Sony spent 3 years and hundreds of millions developing a non-copyable CD. After the release of the first product using the patent-pending technology, 3 college students in California cracked the code in less then 4 hours, and published the encryption key on the internet.


----------



## USP45

Not that I know of. keep the CD locked up.
I dont know, but my PC's are set up with a guest account. No one can download any programs without my permission, but I think they can still use the CD tools though.


----------



## sestivers

The OP seems to be talking about software, not music. Soliace, are you trying to protect software that you've created, or are you trying to protect documents that you've written? This would help a lot in trying to guide you.


----------



## jwryan

If it is a data disc, you can encrypt the information. This will require all users of the disc to enter a password or keyfile to unlock it. Just a thought.


----------



## NothingsLevel

jwryan said:


> If it is a data disc, you can encrypt the information. This will require all users of the disc to enter a password or keyfile to unlock it.

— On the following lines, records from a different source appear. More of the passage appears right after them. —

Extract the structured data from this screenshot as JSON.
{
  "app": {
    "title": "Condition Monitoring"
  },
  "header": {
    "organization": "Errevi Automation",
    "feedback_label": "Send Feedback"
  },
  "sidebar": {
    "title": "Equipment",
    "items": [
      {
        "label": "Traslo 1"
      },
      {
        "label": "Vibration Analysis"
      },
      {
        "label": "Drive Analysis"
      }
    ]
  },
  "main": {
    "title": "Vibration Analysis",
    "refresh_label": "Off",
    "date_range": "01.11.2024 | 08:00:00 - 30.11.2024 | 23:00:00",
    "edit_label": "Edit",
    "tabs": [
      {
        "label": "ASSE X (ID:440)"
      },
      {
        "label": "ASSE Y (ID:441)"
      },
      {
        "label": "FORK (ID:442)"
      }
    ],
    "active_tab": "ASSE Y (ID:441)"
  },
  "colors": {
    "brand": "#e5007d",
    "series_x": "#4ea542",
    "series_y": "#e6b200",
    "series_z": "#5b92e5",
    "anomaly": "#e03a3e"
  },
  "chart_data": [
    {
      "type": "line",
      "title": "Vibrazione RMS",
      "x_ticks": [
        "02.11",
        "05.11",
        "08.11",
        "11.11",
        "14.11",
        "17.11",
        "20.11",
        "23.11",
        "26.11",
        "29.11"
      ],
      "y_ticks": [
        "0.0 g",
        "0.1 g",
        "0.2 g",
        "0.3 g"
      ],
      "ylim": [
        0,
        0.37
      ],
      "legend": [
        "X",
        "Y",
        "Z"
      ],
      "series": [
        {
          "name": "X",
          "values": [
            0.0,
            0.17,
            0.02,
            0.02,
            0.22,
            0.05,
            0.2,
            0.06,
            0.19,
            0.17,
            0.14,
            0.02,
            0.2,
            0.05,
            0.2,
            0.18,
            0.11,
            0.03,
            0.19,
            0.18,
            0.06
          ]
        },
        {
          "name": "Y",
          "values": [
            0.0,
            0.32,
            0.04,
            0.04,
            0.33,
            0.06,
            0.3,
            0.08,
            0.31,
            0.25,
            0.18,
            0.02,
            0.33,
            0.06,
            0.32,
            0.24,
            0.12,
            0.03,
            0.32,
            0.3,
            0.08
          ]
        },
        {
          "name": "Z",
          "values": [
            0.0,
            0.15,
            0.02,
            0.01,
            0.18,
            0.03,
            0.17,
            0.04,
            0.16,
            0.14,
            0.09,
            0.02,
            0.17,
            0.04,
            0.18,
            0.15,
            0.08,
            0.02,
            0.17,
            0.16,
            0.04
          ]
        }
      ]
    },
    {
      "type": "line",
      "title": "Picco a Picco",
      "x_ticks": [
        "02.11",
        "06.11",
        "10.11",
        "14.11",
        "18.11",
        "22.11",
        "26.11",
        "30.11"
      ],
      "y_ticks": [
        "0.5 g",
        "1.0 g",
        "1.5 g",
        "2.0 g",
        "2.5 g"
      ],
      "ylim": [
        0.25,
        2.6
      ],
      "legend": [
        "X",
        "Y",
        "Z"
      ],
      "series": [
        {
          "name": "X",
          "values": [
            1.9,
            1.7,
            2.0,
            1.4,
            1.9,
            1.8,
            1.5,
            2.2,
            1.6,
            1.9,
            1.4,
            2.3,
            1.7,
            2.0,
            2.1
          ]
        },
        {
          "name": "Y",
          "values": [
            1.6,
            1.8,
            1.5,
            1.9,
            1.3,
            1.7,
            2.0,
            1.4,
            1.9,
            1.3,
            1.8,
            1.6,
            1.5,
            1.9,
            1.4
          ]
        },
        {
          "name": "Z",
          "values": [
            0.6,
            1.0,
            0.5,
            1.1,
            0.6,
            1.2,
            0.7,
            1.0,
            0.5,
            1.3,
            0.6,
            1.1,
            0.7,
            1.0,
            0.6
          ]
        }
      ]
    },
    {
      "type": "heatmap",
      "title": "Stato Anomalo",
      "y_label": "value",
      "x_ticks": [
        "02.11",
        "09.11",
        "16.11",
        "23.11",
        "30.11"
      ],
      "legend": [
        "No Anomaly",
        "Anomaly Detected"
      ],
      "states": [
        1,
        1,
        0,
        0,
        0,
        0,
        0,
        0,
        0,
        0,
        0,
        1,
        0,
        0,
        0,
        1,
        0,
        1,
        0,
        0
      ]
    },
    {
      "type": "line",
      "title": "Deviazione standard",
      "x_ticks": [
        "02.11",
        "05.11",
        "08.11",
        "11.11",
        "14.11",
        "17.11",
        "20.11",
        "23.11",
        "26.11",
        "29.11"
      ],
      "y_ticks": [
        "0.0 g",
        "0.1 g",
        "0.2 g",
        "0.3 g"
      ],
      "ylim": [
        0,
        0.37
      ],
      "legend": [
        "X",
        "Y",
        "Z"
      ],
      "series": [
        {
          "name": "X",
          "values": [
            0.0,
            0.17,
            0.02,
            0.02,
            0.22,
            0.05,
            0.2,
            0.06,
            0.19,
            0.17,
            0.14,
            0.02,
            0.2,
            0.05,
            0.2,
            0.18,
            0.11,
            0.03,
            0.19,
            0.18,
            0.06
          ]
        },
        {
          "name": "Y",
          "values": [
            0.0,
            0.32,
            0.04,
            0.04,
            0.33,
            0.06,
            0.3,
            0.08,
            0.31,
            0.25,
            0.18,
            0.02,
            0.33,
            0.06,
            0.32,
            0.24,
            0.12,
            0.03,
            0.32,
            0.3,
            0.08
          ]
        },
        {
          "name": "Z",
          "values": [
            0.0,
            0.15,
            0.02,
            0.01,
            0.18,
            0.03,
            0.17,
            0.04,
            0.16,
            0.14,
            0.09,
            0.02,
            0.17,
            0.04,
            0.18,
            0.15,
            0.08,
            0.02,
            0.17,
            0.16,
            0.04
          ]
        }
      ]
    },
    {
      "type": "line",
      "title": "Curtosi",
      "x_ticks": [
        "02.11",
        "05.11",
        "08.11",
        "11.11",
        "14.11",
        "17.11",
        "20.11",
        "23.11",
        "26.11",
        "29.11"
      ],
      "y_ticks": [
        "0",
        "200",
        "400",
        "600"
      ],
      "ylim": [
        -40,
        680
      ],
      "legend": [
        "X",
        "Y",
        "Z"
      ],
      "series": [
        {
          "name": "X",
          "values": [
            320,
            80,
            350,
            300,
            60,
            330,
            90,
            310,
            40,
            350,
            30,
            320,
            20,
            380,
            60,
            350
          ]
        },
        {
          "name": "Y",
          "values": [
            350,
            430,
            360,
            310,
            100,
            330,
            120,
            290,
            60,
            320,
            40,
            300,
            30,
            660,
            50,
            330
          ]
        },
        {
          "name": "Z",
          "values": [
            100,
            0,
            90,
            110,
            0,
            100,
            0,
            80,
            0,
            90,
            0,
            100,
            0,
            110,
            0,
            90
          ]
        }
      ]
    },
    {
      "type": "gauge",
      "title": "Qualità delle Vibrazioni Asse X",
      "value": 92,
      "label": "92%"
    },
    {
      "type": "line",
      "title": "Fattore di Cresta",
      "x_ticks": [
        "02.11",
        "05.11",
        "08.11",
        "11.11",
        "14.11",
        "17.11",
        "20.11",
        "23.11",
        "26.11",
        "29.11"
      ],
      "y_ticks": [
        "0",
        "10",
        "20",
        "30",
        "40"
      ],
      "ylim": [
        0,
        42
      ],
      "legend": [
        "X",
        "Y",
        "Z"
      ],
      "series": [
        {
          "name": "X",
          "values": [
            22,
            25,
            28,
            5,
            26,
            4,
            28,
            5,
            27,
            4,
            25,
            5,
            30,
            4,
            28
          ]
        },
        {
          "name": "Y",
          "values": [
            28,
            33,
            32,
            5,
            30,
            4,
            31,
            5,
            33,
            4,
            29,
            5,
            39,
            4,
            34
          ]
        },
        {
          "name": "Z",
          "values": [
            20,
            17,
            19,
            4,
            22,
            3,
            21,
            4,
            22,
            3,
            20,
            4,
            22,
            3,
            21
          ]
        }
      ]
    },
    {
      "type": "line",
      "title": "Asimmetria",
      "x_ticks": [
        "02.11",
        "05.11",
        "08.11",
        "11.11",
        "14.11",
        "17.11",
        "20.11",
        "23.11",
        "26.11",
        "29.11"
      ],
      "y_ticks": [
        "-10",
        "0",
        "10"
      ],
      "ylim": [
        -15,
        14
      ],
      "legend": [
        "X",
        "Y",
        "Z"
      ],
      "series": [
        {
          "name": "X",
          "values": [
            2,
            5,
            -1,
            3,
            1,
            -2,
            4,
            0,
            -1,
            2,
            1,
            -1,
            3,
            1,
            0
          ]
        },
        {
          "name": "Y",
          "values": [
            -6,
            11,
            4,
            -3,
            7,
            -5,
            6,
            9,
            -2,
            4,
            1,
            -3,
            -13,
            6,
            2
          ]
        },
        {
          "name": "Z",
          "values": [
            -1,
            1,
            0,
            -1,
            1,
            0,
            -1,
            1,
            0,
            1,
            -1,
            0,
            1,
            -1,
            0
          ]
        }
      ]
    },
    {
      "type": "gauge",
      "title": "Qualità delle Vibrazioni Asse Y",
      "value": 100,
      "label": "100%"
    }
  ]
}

Just a thought.


Except once you've unlocked the encryption, you can copy the full contents.


----------



## Mr Chips

from the way i read his post it sounds like he is trying to block a program cd, like a MicroSoft office CD. 

Maybe i read it wrong, but am equally confused


----------



## contractorjack

I think he just wants a CD to have encrypted data. Unless it's anything of real interest, I don't think anyone'd go so far as to break the encryption just to copy the CD.

As mentioned earlier, there are many programs that will encrypt data, requiring passwords to access. You just need a regular CD to do that.

Most discs are practically impossible to physically protect from copying except by locking the things up


----------



## Ash

This is impossible. If the cd can be read in some way it is not secure


----------



## wilsonmian

No, There is no way to protect them. I always shocked when I saw torrents on the sites. I don't know how they are allowed to do so but they do it.


----------



## TheMiterCut

If the CD can be read, it can be copied. How can you sell a book to people and prevent them from being able to copy it if they are able to read it and type it into a computer? It's the same thing with anything else. Nero and some other softwares have very primitive locking stuff that makes it so that similar software that honors the lock won't copy it, but that doesn't mean there isn't tons of software out there that doesn't honor this.


----------



## wilsonmian

TheMiterCut said:


> Nero and some other softwares have very primitive locking stuff that makes it so that similar software that honors the lock won't copy it, but that doesn't mean there isn't tons of software out there that doesn't honor this.


So it means that NERO can do some basic job but I think it is difficult to restrain someone who can read the cd but can't copy it.


----------